Kate Compton makes procedural things. She wrote this giant post about how to approach doing the same, from defining the goal to implementing solutions.

List Oriented is a blog whose writer is playing each of the games in his Steam list - over 400 - in alphabetical order and writing about each of them in turn. Here are the rules:

1. I am playing through all the games in my steam library, in the alphabetical order (1-Z) that they come listed.
2. It is desirable to play every game through to some measurable state of completion, however-
3. If I decide I am not really having a good time with a particular game, I can choose to move on at any point so long as I have already given it at least an hour.
4. I will write something down about my experiences with each game and post it on this here blog before moving on to the next one on the list.
5. Any newly acquired games only need to be played for this project if they enter the Steam list at a later alphabetical point than the game I am already up to.
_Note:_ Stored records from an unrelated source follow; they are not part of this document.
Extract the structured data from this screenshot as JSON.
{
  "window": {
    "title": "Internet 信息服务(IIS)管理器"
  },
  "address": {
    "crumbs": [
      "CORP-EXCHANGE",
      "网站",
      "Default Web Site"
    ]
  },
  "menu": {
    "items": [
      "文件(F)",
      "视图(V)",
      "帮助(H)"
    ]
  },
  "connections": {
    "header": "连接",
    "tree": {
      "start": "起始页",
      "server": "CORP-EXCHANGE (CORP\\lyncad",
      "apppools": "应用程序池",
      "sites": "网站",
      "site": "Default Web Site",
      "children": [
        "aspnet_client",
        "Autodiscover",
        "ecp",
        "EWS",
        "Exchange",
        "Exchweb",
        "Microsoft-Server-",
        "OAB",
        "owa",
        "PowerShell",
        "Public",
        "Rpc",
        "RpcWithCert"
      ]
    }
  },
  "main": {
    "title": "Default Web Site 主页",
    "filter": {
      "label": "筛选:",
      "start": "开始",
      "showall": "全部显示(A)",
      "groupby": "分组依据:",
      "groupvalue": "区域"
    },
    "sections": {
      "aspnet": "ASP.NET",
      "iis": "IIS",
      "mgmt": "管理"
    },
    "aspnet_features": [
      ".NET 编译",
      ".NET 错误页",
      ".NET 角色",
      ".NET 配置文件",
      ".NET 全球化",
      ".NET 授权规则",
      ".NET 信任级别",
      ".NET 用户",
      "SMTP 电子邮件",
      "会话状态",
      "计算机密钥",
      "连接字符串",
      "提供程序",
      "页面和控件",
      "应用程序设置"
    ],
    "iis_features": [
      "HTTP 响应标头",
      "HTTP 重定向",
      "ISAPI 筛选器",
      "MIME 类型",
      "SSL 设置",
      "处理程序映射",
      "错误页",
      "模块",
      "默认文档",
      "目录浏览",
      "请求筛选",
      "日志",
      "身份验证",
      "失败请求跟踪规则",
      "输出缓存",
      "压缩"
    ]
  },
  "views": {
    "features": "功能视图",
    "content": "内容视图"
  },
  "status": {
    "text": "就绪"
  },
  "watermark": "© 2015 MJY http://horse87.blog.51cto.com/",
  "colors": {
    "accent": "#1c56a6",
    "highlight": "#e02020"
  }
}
At PC Gamer, Tom Senior wrote about his love of adjacency bonuses, with Concrete Jungle as the prime example.

It's a minor but deeply satisfying mechanic. It seems to tickle the part of my brain that enjoys seeing my flat in order after a tidying session, but my chairs don't confer bonuses to my table, and my microwave does not improve the toast my toaster makes. Life would be better if it did, so I must go to videogames for my fix. I crave only the chance to put things next to other things in powerful synergistic ways.

Robert Yang's Radiator 2 was banned from Twitch streaming this past week, despite the three games included in the collection having been released individually long ago and depsite Twitch allowing games with more nudity, more sex, and far more violence. He has some suggestions for how Twitch might reform their policies.
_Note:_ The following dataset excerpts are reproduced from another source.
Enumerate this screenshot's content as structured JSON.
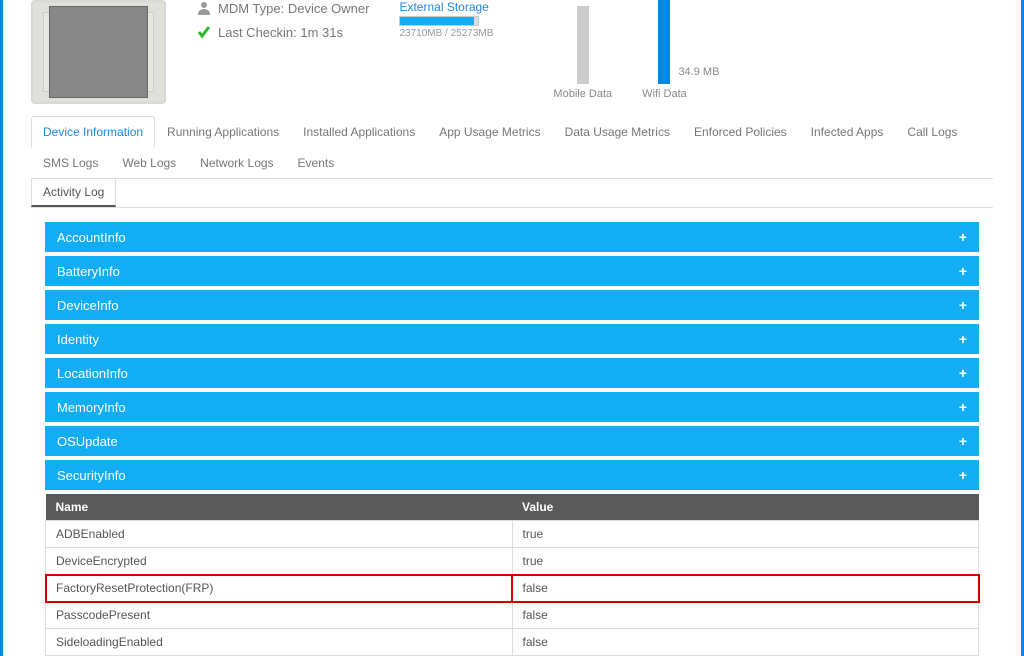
{
  "device": {
    "mdm_type_label": "MDM Type: Device Owner",
    "last_checkin_label": "Last Checkin: 1m 31s"
  },
  "storage": {
    "label": "External Storage",
    "fill_percent": 94,
    "text": "23710MB / 25273MB"
  },
  "mobile_data": {
    "label": "Mobile Data"
  },
  "wifi_data": {
    "label": "Wifi Data",
    "value": "34.9 MB"
  },
  "tabs": [
    "Device Information",
    "Running Applications",
    "Installed Applications",
    "App Usage Metrics",
    "Data Usage Metrics",
    "Enforced Policies",
    "Infected Apps",
    "Call Logs",
    "SMS Logs",
    "Web Logs",
    "Network Logs",
    "Events"
  ],
  "subtab": "Activity Log",
  "accordion": [
    "AccountInfo",
    "BatteryInfo",
    "DeviceInfo",
    "Identity",
    "LocationInfo",
    "MemoryInfo",
    "OSUpdate",
    "SecurityInfo"
  ],
  "table": {
    "headers": {
      "name": "Name",
      "value": "Value"
    },
    "rows": [
      {
        "name": "ADBEnabled",
        "value": "true",
        "highlight": false
      },
      {
        "name": "DeviceEncrypted",
        "value": "true",
        "highlight": false
      },
      {
        "name": "FactoryResetProtection(FRP)",
        "value": "false",
        "highlight": true
      },
      {
        "name": "PasscodePresent",
        "value": "false",
        "highlight": false
      },
      {
        "name": "SideloadingEnabled",
        "value": "false",
        "highlight": false
      }
    ]
  }
}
1. Notify game creators when banning their work, and cite specific game features or content for why they were banned. The reasoning should be listed in a notification e-mail as well as on the banned game list. A ban is punishment for something, and Twitch needs to tell creators how to avoid that punishment in the future -- unless the real message is that the punishment is arbitrary, or that nothing we do will ever avoid punishment. This is the absolute bare minimum that Twitch should do. Even faceless regulatory boards like the ESRB and MPAA explain their ratings.

At Eurogamer, friend-o-comrade Tom Francis wrote about how VR is a revolution in control more than immersion. I haven't played Holopoint, the game he's praising, but I agree absolutely, and it's why it seems such a shame that the Rift didn't ship with its motion controllers.
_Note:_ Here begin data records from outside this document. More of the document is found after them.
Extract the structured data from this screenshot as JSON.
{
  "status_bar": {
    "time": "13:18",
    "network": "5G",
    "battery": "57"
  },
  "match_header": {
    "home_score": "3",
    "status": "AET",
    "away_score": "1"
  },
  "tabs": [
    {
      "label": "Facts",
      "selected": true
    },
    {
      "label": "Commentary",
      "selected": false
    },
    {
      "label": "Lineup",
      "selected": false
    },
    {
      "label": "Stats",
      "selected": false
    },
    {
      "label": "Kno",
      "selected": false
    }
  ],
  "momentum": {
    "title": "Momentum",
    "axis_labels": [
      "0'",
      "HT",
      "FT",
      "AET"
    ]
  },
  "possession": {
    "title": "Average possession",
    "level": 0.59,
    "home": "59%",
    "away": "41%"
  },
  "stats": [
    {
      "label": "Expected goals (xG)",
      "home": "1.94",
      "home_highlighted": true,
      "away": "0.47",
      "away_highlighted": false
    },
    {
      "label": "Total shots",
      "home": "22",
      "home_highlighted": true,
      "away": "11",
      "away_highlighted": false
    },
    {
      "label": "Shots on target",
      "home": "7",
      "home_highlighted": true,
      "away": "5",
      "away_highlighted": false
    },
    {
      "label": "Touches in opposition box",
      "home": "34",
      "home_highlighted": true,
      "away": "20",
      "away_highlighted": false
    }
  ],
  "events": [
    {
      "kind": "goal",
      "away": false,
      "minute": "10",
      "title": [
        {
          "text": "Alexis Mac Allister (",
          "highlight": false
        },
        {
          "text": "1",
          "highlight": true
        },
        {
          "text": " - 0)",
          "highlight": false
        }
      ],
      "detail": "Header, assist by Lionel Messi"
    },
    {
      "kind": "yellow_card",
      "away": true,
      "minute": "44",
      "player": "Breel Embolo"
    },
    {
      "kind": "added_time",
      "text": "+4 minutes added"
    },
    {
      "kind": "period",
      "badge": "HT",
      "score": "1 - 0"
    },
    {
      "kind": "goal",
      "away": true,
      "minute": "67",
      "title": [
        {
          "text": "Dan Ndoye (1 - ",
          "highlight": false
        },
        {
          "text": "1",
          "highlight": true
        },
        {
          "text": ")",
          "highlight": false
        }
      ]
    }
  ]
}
It's by far the best VR game I've played, and it's the one that makes the medium feel like something truly new. More immersive versions of the games we already have are cool, but they don't make VR feel like a new world. Games you control with your head, hands and body, though, are a revelation. It's everything we imagined the Wii's motion controls could be: instant, exact, and so natural it feels silly to even call them controls. You don't control a bow in Holopoint, you just shoot it.

Michael Lutz is the writer of My Father's Long, Long Legs, a wonderful interactive fiction horror game we've raved about before. He wrote something unrelated to games this past week, about how in 2000 a half-seen Ally McBeal episode may have affected his life.

Music this week is Birthday by The Sugarcubes.